Первый удар — в шинельное сукно над хлястиком, по боку того калужанина, что нависал над Зотовым: красноармеец с нутряным оханьем повалился, цепляясь за края ящика, под ноги своему товарищу, которому тут же прилетел второй удар — снизу вверх, по выставленным в попытке закрыться рукам; из двери справа высунулась чья-то бородатая рожа, и этому тоже, не думая, в застилающей глаза и ум пелене гнева, треснул было прикладом латыш, — но тот ухватился за приклад, потянул на себя, вырывая, дико зыркая разбойничей, косоносой рожей из-под сдвинутой на затылок папахи, и показалось, что вот сейчас-то на Фрайденфельдса эти калужане, озверевшие не меньше командира, и набросятся, навалятся, как на корчившегося Зотова, примутся втроём метелить сапогами — куда лезешь, мол, сука, — но тут Фрайденфельдса схватили сзади, принялись оттаскивать, и сразу в сенях стало очень тесно.

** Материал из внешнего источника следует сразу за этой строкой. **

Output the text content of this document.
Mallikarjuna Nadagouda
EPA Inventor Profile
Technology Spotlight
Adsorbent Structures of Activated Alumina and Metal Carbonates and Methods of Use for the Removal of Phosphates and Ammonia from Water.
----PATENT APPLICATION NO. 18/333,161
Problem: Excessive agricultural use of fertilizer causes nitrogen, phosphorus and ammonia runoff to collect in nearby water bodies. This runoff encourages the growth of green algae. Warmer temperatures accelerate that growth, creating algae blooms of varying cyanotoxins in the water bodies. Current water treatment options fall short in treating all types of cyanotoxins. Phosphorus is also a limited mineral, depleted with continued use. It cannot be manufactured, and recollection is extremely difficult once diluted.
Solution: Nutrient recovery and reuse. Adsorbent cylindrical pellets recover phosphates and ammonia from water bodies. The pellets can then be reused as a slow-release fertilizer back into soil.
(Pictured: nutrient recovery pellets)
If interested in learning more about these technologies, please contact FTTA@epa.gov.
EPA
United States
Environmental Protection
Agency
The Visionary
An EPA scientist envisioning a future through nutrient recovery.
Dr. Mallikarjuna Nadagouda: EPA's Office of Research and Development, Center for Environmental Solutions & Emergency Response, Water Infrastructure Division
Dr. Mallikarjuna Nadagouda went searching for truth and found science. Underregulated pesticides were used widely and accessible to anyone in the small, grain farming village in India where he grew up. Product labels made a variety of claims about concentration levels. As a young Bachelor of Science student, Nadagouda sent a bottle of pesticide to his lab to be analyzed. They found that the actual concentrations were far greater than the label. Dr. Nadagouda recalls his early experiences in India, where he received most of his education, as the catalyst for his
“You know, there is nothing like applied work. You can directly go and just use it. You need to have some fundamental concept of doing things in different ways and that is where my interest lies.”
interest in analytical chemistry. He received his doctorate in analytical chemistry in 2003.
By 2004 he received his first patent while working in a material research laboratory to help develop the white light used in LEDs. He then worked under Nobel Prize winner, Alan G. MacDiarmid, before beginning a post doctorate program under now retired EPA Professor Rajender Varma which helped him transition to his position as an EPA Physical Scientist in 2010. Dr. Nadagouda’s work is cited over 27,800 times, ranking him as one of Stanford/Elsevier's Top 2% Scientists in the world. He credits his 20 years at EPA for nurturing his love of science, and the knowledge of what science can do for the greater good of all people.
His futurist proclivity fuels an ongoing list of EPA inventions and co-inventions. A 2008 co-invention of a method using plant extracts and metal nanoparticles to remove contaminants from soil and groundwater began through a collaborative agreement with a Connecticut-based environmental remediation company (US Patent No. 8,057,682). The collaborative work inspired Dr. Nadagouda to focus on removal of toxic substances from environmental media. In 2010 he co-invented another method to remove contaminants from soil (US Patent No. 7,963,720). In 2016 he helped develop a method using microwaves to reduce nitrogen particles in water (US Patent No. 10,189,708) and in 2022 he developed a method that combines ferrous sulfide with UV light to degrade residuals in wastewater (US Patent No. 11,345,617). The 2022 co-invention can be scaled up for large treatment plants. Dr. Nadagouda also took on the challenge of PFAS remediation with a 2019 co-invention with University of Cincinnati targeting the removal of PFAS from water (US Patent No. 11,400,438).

— Ты чаво, командир?! — и совсем уже не по-звериному, а обиженно вскинул на Фрайденфельдса заросшую рыжим волосом рябую мужицкую рожу лежащий на полу калужанин, которому пришёлся первый удар. — Он червонцы спёр! — калужанин раскрыл перед латышом грубую ладонь, на которой лежали несколько царских золотых монет, пяти- и десятирублёвых, стоивших сейчас, конечно, куда больше номинала.
Озираясь, Фрайденфельдс видел, что вокруг его, как в трамвае, — в таком трамвае, где все бы ехали с винтовками вместо билетов, — окружает, толкаясь и галдя, набежавший народ — Мухин, Шестипал, Седой, Артюхов, бросившийся за ними безоружный Илюха, споткнувшийся о ходяшку Петров, выскочивший обратно в сени Тюльпанов.
— Я отдать хотел! — вопил скрючившийся у консервного ящика Зотов, по-собачьи оглядываясь на Фрайденфельдса.
— У него ещё в кармане! Припрятал, гнида! — тыкал пальцем в Зотова второй калужанин.
— Да что там такое? — заглядывал за спины столпившимся Тюльпанов.
В комнате, где засели китайцы, одиноко грохнул выстрел.